Saturday, February 17, 2018
The Lovecraftian Thing a Day (2018) No.48: An Amulet from Yuggoth
Last night the Silver Key unlocked a hidden doorway through which my dreaming consciousness was inexorably drawn, finding itself drifting through those empty depths of space which separate the planetary bodies of our own solar system. The star-winds bore me upon the particulate ethereality of their tachyon currents, carrying me past Mars, Jupiter, Saturn, onwards beyond the trans-telluric outliers of Uranus and Neptune, and thence to that boreal dwarf-planet which drifts mindlessly at the ultimate rim of known space - spoken of in certain, unfathomably archaic and prehuman texts as Yuggoth.

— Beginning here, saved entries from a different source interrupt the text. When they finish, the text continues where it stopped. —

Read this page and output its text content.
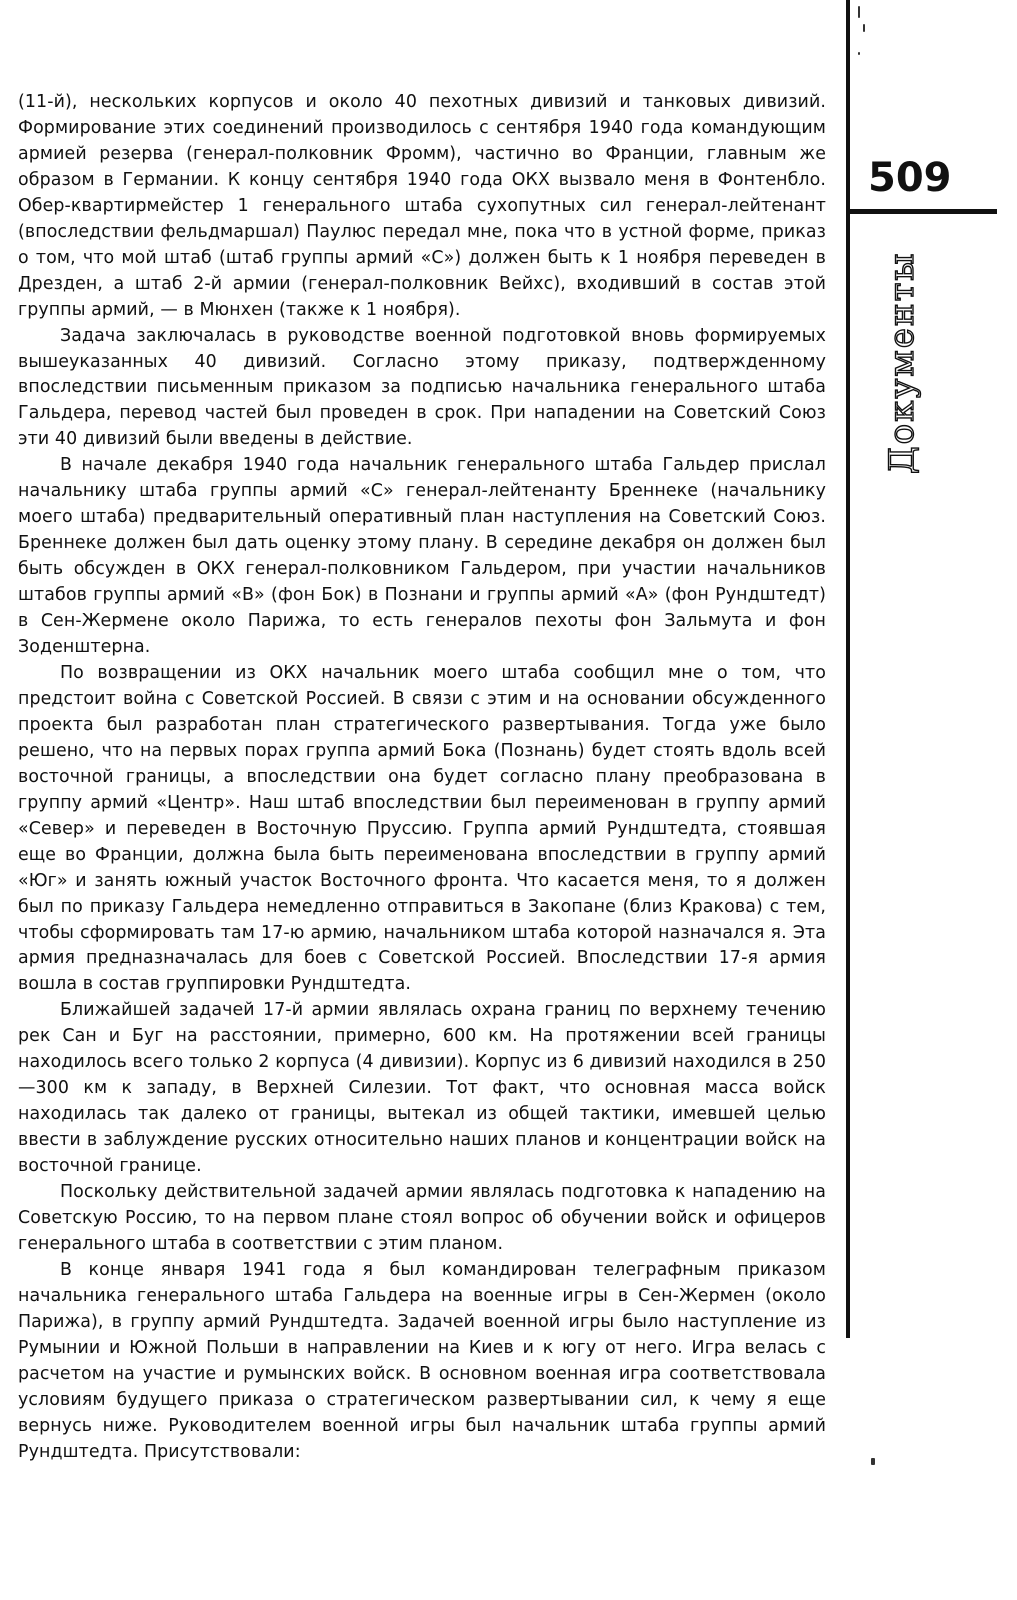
(11-й), нескольких корпусов и около 40 пехотных дивизий и танковых дивизий. Формирование этих соединений производилось с сентября 1940 года командующим армией резерва (генерал-полковник Фромм), частично во Франции, главным же образом в Германии. К концу сентября 1940 года ОКХ вызвало меня в Фонтенбло. Обер-квартирмейстер 1 генерального штаба сухопутных сил генерал-лейтенант (впоследствии фельдмаршал) Паулюс передал мне, пока что в устной форме, приказ о том, что мой штаб (штаб группы армий «С») должен быть к 1 ноября переведен в Дрезден, а штаб 2-й армии (генерал-полковник Вейхс), входивший в состав этой группы армий, — в Мюнхен (также к 1 ноября).

Задача заключалась в руководстве военной подготовкой вновь формируемых вышеуказанных 40 дивизий. Согласно этому приказу, подтвержденному впоследствии письменным приказом за подписью начальника генерального штаба Гальдера, перевод частей был проведен в срок. При нападении на Советский Союз эти 40 дивизий были введены в действие.

В начале декабря 1940 года начальник генерального штаба Гальдер прислал начальнику штаба группы армий «С» генерал-лейтенанту Бреннеке (начальнику моего штаба) предварительный оперативный план наступления на Советский Союз. Бреннеке должен был дать оценку этому плану. В середине декабря он должен был быть обсужден в ОКХ генерал-полковником Гальдером, при участии начальников штабов группы армий «В» (фон Бок) в Познани и группы армий «А» (фон Рундштедт) в Сен-Жермене около Парижа, то есть генералов пехоты фон Зальмута и фон Зоденштерна.

По возвращении из ОКХ начальник моего штаба сообщил мне о том, что предстоит война с Советской Россией. В связи с этим и на основании обсужденного проекта был разработан план стратегического развертывания. Тогда уже было решено, что на первых порах группа армий Бока (Познань) будет стоять вдоль всей восточной границы, а впоследствии она будет согласно плану преобразована в группу армий «Центр». Наш штаб впоследствии был переименован в группу армий «Север» и переведен в Восточную Пруссию. Группа армий Рундштедта, стоявшая еще во Франции, должна была быть переименована впоследствии в группу армий «Юг» и занять южный участок Восточного фронта. Что касается меня, то я должен был по приказу Гальдера немедленно отправиться в Закопане (близ Кракова) с тем, чтобы сформировать там 17-ю армию, начальником штаба которой назначался я. Эта армия предназначалась для боев с Советской Россией. Впоследствии 17-я армия вошла в состав группировки Рундштедта.

Ближайшей задачей 17-й армии являлась охрана границ по верхнему течению рек Сан и Буг на расстоянии, примерно, 600 км. На протяжении всей границы находилось всего только 2 корпуса (4 дивизии). Корпус из 6 дивизий находился в 250—300 км к западу, в Верхней Силезии. Тот факт, что основная масса войск находилась так далеко от границы, вытекал из общей тактики, имевшей целью ввести в заблуждение русских относительно наших планов и концентрации войск на восточной границе.

Поскольку действительной задачей армии являлась подготовка к нападению на Советскую Россию, то на первом плане стоял вопрос об обучении войск и офицеров генерального штаба в соответствии с этим планом.

В конце января 1941 года я был командирован телеграфным приказом начальника генерального штаба Гальдера на военные игры в Сен-Жермен (около Парижа), в группу армий Рундштедта. Задачей военной игры было наступление из Румынии и Южной Польши в направлении на Киев и к югу от него. Игра велась с расчетом на участие и румынских войск. В основном военная игра соответствовала условиям будущего приказа о стратегическом развертывании сил, к чему я еще вернусь ниже. Руководителем военной игры был начальник штаба группы армий Рундштедта. Присутствовали:

509
Документы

The miles-deep continental ice-sheets covering that mysterious orb proved no barrier to my formless consciousness, and soon I perceived evidence of strange life lurking within the nighted caverns beneath the ice: squat, alien cities of basalt; canals of pitch which flowed sluggishly through steep gorges of jagged black rock; and black windowless towers - whose exterior walls had been inscribed with strange hieroglyphs hinting at inscrutable cosmic secrets - from whence I heard buzzing voices articulating a horrid litany of monstrous revelations in half-formed human syllables...a litany mindlessly repeated by other participants in those grotesque rites - repeated by a chorus of all-too human speech, but with a droning, mechanical timbre...Investigating further, I pressed my consciousness into the interior of one of these black towers...Reeling at what I saw within, I fled back through the black abysses of space to the comforting confines of Earth.
Awakening upon my bed, I found clutched in my hand a token from that monstrous sphere to which my dreams had drawn me: a token vouchsafed to me by an inhabitant of that black tower, within whose dismal interior I witnessed horrors of which I will not speak - a token revealing in crude outline something of the alien monstrosity of the very thing which had knowingly delivered that same amulet into my hands during my otherworldly sojourn within that cold and desolate orb.
Friday, February 16, 2018
The Lovecraftian Thing a Day (2018) No.47: Green Cthulhu Breakfast Club Traveller’s Journal
Not content with having one of the Cthulhu Breakfast Club special edition traveller’s journal, I also picked up what is currently the standard edition, available from yog-ysothoth.com (but only to patrons of the site). This version comes in a rich dark green, but like the special edition also has the classic silhouette of Lovecaft gracing its cover.
And lest we forget, an African-Amercan artist going by the name of Perry was responsible for one of the most enduring and iconic images of Lovecraft.
Thursday, February 15, 2018
The Lovecraftian Thing a Day (2018) No.46: Ramsey Campbell in Conversation with Stephen Jones
Things Lovecraftian loomed large in the discussion, with lots of reminiscences surrounding the publication of Campbell’s first book The Inhabitant of the Lake and Less Welcome Tenants, alongside many fascinating and amusing anecdotes about a life in horror. I also had the opportunity to get my copy of Born to the Dark (the second in a trilogy of novels of Lovecraftian horror) signed by the author. It was also great to catch up with Steve Dempsey and Paul Mclean of yog-sothoth.com, who were also in attendance. An excellent evening all-round.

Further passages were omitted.